In Lund’s opinion, "The disconnects occur when a third-party site is introduced between the consumer and the broker. Edina’s move was not (a) political statement — it was a business decision."

Clearly, since Edina has doubled down by stopping syndication to Realtor.com, the answer with respect to other third-party publisher websites is that it really hasn’t hurt the brokerage. In fact, Edina agents are receiving and converting more leads than when they were syndicating.

Whether this will be the case with Realtor.com remains to be seen. As Lund put it, Edina is "testing a strategy. If it works, they will continue to limit syndication. If it doesn’t work, they will turn it back on."

Howard Hanna bets on syndication

Howard Hanna Real Estate Services has made a "seven-figure investment" to enhance its listings on Realtor.com and on Zillow. After careful research, it decided that having a major presence on these sites complemented its other marketing efforts.

The reason for this decision seems fairly obvious: Listings syndicated to Realtor.com also appear on MSN Real Estate (Realtor.com operator Move Inc.’s subsidiary, ListHub, syndicates a different set of listings to AOL Real Estate). Zillow feeds Yahoo Real Estate and sells ads that appear both sites.

What’s fascinating about the Hanna research is that they seemed to have had the same result that Edina is experiencing:

Howard Hanna Ohio President Howard "Hoby" Hanna IV told Inman News that the company conducted a six-month test of enhanced listings on Trulia and Zillow "to see what it would do." The result: "more leads, but less traffic to HowardHanna.com."

Furthermore, "we polled clients, and found that a lot of buyers were confused" when scheduling showings of listings by using a website lead form, Hanna said. "The listing agent would be there to let them in the house, and the buyer’s agent shows up, too. They say, "Who are you? I thought we were talking to the listing agent.’"

Their surveys supported the same conclusion I reached after hearing the Hear It Direct panels last month in Dallas: Consumers want to talk to the listing agent.

Given that the Google generation wants to "get to the source," this represents a serious issue for anyone who syndicates.

Hanna addressed these issues by doing the following:

1. Requiring Realtor.com and Zillow to block having other companies advertise adjacent to Howard Hanna listings. This means that any client leads from these sites will go to the listing agent — the same goal that Edina hopes to achieve without a million-dollar expenditure. This is also what their sellers said they wanted to happen with respect to their listings — the leads should go their listing agent.

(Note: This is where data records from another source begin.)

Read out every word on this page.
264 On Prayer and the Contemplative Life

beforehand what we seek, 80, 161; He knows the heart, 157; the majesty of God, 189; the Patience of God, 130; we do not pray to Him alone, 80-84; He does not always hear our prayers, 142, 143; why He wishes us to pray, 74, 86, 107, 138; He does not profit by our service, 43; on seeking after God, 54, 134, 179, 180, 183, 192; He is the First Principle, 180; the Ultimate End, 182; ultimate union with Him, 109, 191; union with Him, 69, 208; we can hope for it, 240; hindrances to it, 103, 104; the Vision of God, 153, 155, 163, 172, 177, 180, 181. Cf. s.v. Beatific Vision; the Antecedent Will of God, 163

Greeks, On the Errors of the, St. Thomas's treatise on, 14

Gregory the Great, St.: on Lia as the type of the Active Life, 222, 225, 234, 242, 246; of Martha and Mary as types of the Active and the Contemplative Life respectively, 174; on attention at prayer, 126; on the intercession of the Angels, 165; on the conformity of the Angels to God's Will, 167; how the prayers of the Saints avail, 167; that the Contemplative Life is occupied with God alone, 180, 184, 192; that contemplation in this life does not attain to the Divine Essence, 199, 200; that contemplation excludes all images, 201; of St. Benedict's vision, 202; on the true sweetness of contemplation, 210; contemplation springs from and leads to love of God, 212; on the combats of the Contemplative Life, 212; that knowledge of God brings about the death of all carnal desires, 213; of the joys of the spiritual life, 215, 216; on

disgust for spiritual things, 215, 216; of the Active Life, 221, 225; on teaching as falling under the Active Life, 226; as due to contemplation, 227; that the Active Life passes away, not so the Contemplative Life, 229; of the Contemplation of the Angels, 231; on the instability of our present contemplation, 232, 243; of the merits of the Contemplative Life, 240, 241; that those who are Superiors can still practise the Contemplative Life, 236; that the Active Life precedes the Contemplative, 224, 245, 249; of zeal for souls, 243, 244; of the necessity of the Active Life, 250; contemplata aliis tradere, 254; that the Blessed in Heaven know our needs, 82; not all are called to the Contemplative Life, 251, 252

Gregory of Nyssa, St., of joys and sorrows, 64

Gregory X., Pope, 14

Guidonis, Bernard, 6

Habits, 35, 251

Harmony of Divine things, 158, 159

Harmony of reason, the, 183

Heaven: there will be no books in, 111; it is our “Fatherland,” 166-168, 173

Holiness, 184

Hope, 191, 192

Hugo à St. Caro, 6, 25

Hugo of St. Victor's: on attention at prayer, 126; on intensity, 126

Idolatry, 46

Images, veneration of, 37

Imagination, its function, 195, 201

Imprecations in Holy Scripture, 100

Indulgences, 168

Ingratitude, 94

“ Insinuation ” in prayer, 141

2. Obtaining commitments to ensure the accuracy of the listing data as well as to position its listings at the top on the "Featured Listings" part of these sites. This means that the Hanna listings will come up first on Zillow searches and first on Realtor.com searches where the user asks to see "Featured Listings."

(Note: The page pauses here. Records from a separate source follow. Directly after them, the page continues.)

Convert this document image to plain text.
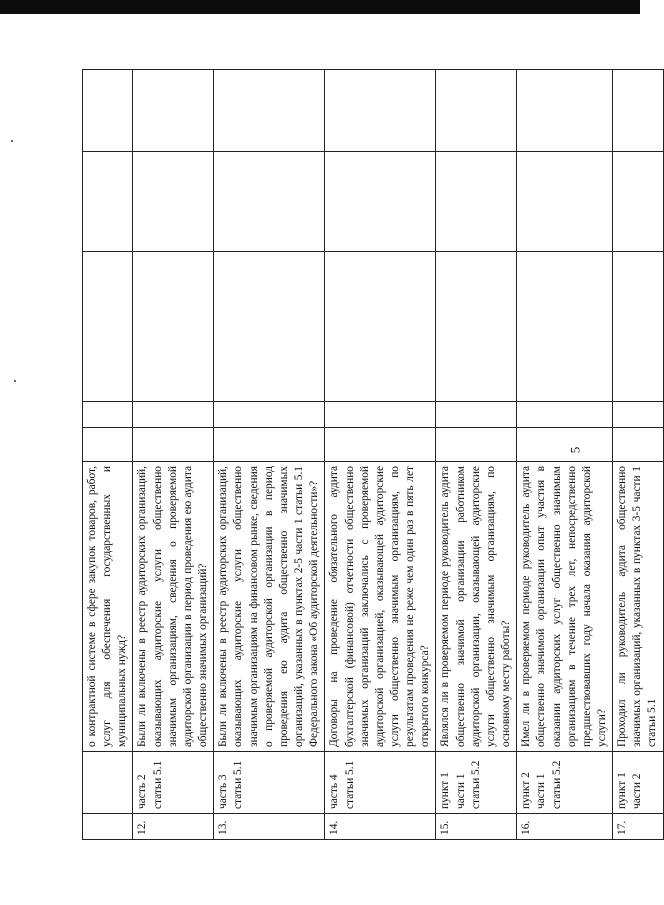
5
		о контрактной системе в сфере закупок товаров, работ, услуг для обеспечения государственных и муниципальных нужд?					
12.	часть 2 статьи 5.1	Были ли включены в реестр аудиторских организаций, оказывающих аудиторские услуги общественно значимым организациям, сведения о проверяемой аудиторской организации в период проведения ею аудита общественно значимых организаций?					
13.	часть 3 статьи 5.1	Были ли включены в реестр аудиторских организаций, оказывающих аудиторские услуги общественно значимым организациям на финансовом рынке, сведения о проверяемой аудиторской организации в период проведения ею аудита общественно значимых организаций, указанных в пунктах 2-5 части 1 статьи 5.1 Федерального закона «Об аудиторской деятельности»?					
14.	часть 4 статьи 5.1	Договоры на проведение обязательного аудита бухгалтерской (финансовой) отчетности общественно значимых организаций заключались с проверяемой аудиторской организацией, оказывающей аудиторские услуги общественно значимым организациям, по результатам проведения не реже чем один раз в пять лет открытого конкурса?					
15.	пункт 1 части 1 статьи 5.2	Являлся ли в проверяемом периоде руководитель аудита общественно значимой организации работником аудиторской организации, оказывающей аудиторские услуги общественно значимым организациям, по основному месту работы?					
16.	пункт 2 части 1 статьи 5.2	Имел ли в проверяемом периоде руководитель аудита общественно значимой организации опыт участия в оказании аудиторских услуг общественно значимым организациям в течение трех лет, непосредственно предшествовавших году начала оказания аудиторской услуги?					
17.	пункт 1 части 2	Проходил ли руководитель аудита общественно значимых организаций, указанных в пунктах 3-5 части 1 статьи 5.1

What decision will you make?

How can you evaluate this decision for your business? Lund argues that careful syndication, as opposed to "throwing your data to the wind," makes sense for most brokers. To evaluate this decision, Lund recommends that you answer the following questions:

1. Are you continuing to generate more leads or at least maintain the same number of leads you were generating before you stopped syndicating?

2. Is the quality of the leads increasing?

3. Are the days on market the same or less than they were before stopping syndication?

4. Are the sales-to-list-price ratios the same or better than they were before stopping syndication?

5. Has this decision resulted in any decline in customer satisfaction?

6. Does this decision have any influence on your ability to recruit and retain agents?

The bottom line is that there is no black-and-white solution as to whether listing syndication is good or bad.

Will third-party syndication sites be able to exist if large numbers of big brokers decide to pull the plug on their listing feeds? Conversely, will MLS systems and the major brokerages be able to stay in business if they fail to provide the type of exposure and the functionality that these sites provide? The jury is out; only time will tell.